Manufacturing company Arconic has reimagined the year 2062 through the eyes of leading futurists, engineers and filmmaker Justin Lin to ensure a preview with a campaign called “The Jetsons”.
The update of the world of The Jetsons made by firm’s engineers teamed up with futurists include new design marvels like flying cars and three-mile-high skyscrapers covered in a smog-eating, self-cleaning coating.
“The Jetsons sci-fi cartoon series launched in 1962 and was set 100 years in the future. An instant hit, it presented an entertaining yet surprisingly forward-thinking vision of 2062. It’s amazing to see how much The Jetsons got right, predicting things like smartwatches, tablets and 3D printing and that made us wonder what else might still be in store. Flying cars? Extraordinary buildings?” the company mentioned on its website.

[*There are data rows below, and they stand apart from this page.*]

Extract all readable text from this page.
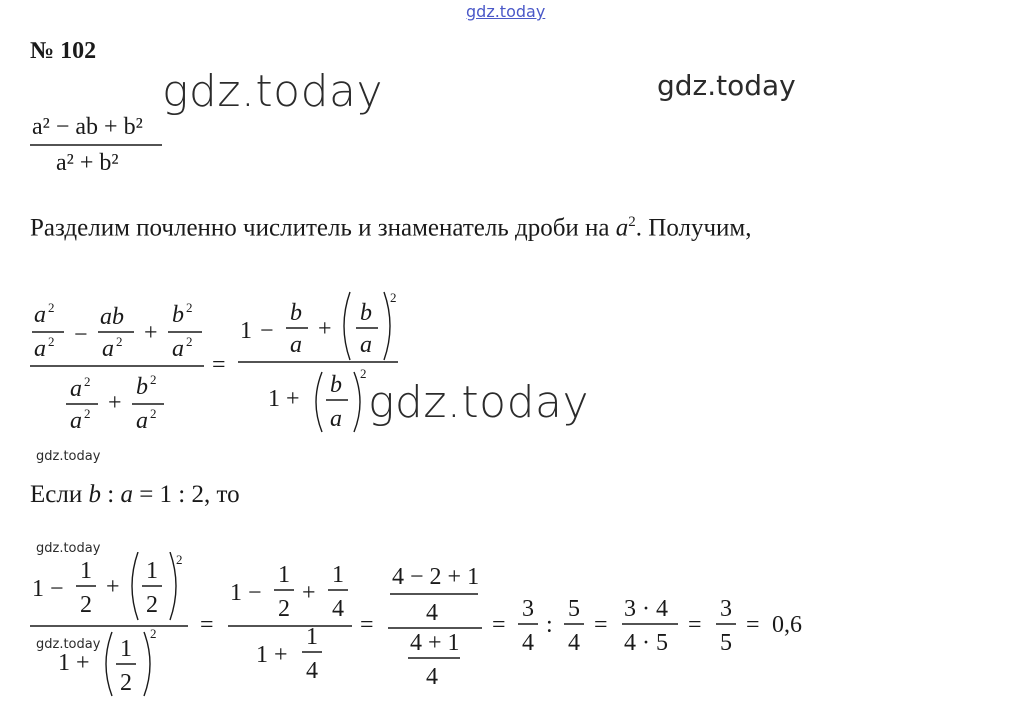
gdz.today
gdz.today	gdz.today
gdz.today
gdz.today
gdz.today
gdz.today
№ 102
a² − ab + b²
a² + b²
Разделим почленно числитель и знаменатель дроби на $a^2$. Получим,
a 2
a 2 −
ab
a 2 +
b 2
a 2
a 2
a 2 +
b 2
a 2
=
1 −
b
a
+
b
a
2
1 +
b
a
2
Если b : a = 1 : 2, то
1 −
1
2
+
1
2
2
1 +
1
2
2 =
1 −
1
2
+
1
4
1 +
1
4
=
4 − 2 + 1
4
4 + 1
4
=
3
4
:
5
4
=
3 · 4
4 · 5
=
3
5
= 0,6
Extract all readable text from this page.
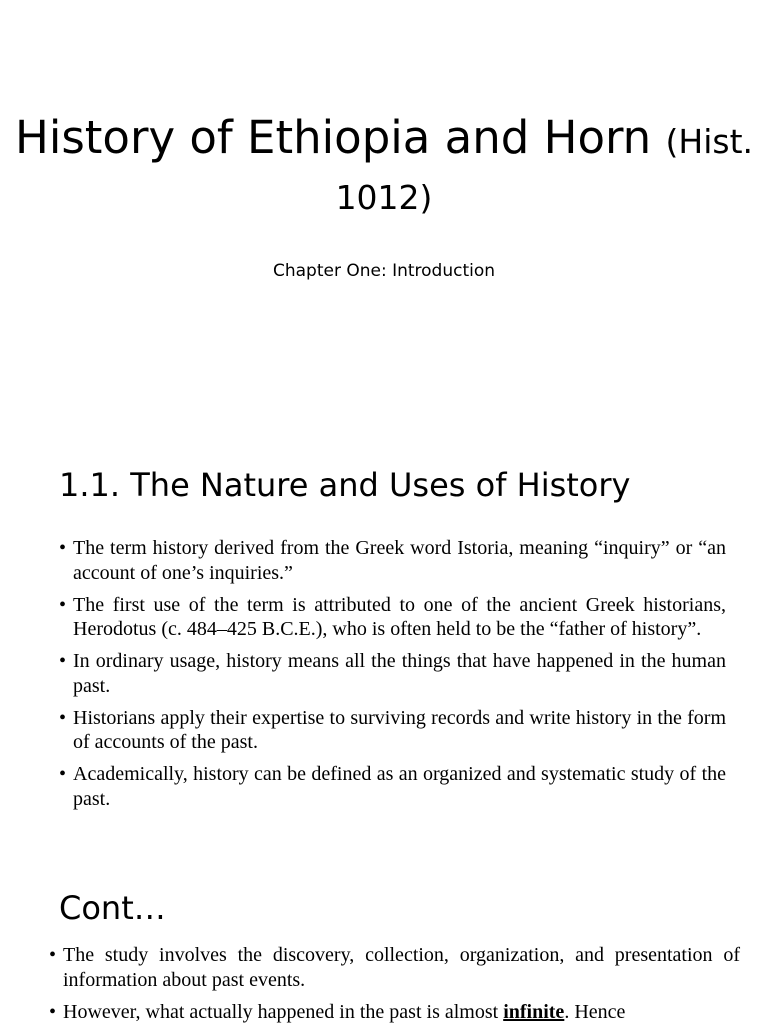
History of Ethiopia and Horn (Hist. 1012)

Chapter One: Introduction

1.1. The Nature and Uses of History
• The term history derived from the Greek word Istoria, meaning “inquiry” or “an account of one’s inquiries.”
• The first use of the term is attributed to one of the ancient Greek historians, Herodotus (c. 484–425 B.C.E.), who is often held to be the “father of history”.
• In ordinary usage, history means all the things that have happened in the human past.
• Historians apply their expertise to surviving records and write history in the form of accounts of the past.
• Academically, history can be defined as an organized and systematic study of the past.
Cont…
• The study involves the discovery, collection, organization, and presentation of information about past events.
• However, what actually happened in the past is almost infinite. Hence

“So we gathered a brain trust of leading futurists and our own engineers to share their thoughts on what Arconic could help realize by 2062, and brought their vision to life with the help of film director Justin Lin.” it added.
The three-mile-high skyscraper will have smog-eating surfaces and retractable balconies, materials that are either in development or have already been brought to market.
One of the company’s chief materials scientists, Sherri McCleary, told Business Insider that one of the most exciting projects, EcoClean, was released in 2011, represents a special coating that helps buildings self-clean and purify the surrounding air.
According to Inhabitat, EcoClean works with help from light and water vapor, which mix with the chemicals in the coating to produce atoms known as free radicals.
The free radicals suck up and break down pollutants so they can be washed off the building “with just the slightest bit of moisture,” like dew or light rain.
The company claims 10,000 square feet coated with EcoClean “has the approximate air cleansing power of 80 trees.”
Among the technologies dreamed up for The Jetsons campaign are also flying cars inspired by nature, 3D-printed aerodynamic airplanes, and solar-powered rovers.
McCleary said that the 3D printing technology would offer architects more options and could enable buildings that wouldn’t otherwise be feasible to endure unique climates and high winds.